Regulus nodded. He told himself this was nothing he hadn’t done before with Barty and looked into the man’s eyes. Then he sent a tentative hand to brush against his shield.

It was cold and Regulus was surprised to find it was also intangible; his hand passed right through like it was disappearing into a dark mist. He took another step closer and allowed the mist to settle across him in a sheen. He could almost feel it sticking to him, and he tried to ignore its cloying grasp. Regulus knew there would be some trick to it, he just hated that he’d have to find out to understand what it was. He took one more step fully into the mist before he learned. With the darkness surrounding him he felt himself start to suffocate like the mist was toxic and was choking off his consciousness. Regulus did his best to remind his corporeal self to breathe as he quickly took the two steps backwards to escape its hold. The mist released him without objection. He imagined that most people who tried to infiltrate it immediately lost their way and got turned around as they panicked. It was a clever mechanism, misleading and deadly in a way Regulus almost wished he’d thought of himself.

Where he stood outside the mist, he tried to peer through to gauge its depth, but there was no seeing past the blank expanse of swirling, cloudy black. Given the sophistication of the shield, though, Regulus reasoned that it couldn’t go on forever; no one had the energy or power to produce an infinite shield, not even this man.

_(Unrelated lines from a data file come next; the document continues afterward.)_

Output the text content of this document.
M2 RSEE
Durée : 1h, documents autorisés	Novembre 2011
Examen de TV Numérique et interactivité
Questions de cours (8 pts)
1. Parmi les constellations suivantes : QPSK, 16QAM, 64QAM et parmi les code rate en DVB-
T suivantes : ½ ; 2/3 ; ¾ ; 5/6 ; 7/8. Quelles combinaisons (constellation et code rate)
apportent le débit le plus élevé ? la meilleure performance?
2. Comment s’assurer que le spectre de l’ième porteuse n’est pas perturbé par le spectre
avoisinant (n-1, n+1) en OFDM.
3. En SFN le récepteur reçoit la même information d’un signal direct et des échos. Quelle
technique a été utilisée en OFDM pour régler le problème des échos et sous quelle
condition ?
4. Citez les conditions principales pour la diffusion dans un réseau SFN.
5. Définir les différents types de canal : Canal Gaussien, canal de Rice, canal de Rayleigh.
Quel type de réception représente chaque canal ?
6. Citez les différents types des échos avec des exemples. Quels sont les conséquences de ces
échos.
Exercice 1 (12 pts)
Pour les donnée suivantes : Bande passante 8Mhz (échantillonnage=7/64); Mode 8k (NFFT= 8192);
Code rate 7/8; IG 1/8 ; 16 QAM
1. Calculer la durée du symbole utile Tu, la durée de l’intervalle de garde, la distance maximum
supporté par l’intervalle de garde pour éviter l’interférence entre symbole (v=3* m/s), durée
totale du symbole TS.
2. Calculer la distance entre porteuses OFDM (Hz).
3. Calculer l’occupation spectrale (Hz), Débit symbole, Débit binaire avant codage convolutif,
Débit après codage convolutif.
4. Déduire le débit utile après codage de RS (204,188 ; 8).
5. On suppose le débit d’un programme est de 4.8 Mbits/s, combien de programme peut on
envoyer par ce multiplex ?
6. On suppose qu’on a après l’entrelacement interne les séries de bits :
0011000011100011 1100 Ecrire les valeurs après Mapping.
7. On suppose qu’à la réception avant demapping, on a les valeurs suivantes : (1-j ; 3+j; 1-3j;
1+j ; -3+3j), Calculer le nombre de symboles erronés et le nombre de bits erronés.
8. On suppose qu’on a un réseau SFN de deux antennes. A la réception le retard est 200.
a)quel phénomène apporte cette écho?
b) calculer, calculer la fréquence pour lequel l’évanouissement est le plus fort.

So if the trick to Regulus’s shield was a gentle touch, the trick here was speed. Regulus took a moment to steel himself and then hurtled his consciousness as fast as he could into the mist.

The darkness engulfed him immediately, but he only moved faster (he was no stranger to darkness anyway). The mist clung to him and congealed into thick drips like tar, pressing down on his mind and cutting him off. He pushed himself faster and just when he thought he would surely pass out, crumpled under the drag of the sticky substance, he burst through the last of it right into a freefall.

For a moment, Regulus thought he’d made a mistake; there was no light and no layers of depth like most people’s minds. Instead he found himself floating in the middle of a dimensionless pool. It reminded him of those blue holes around the world, revered for their unnatural uniformity of dense color but feared for the way divers lost their bearings and died suspended deep in the water when they couldn’t find their way back up. Except this one was black and silent, and Regulus allowed himself one incredulous second to wonder who the hell this man was what the fuck was wrong with him before assessing his situation.

He told himself it was just another mind even if it felt as foreign and inhospitable as the depths of space. He tried moving around and met no resistance but also saw nothing that looked like a thought or memory he could grab on to. Regulus stamped down his rising hysteria and tried to reason out how to complete his task blind. He thought that maybe there was another trick at play. Entering required speed, navigating might require patience. So he stilled himself and waited.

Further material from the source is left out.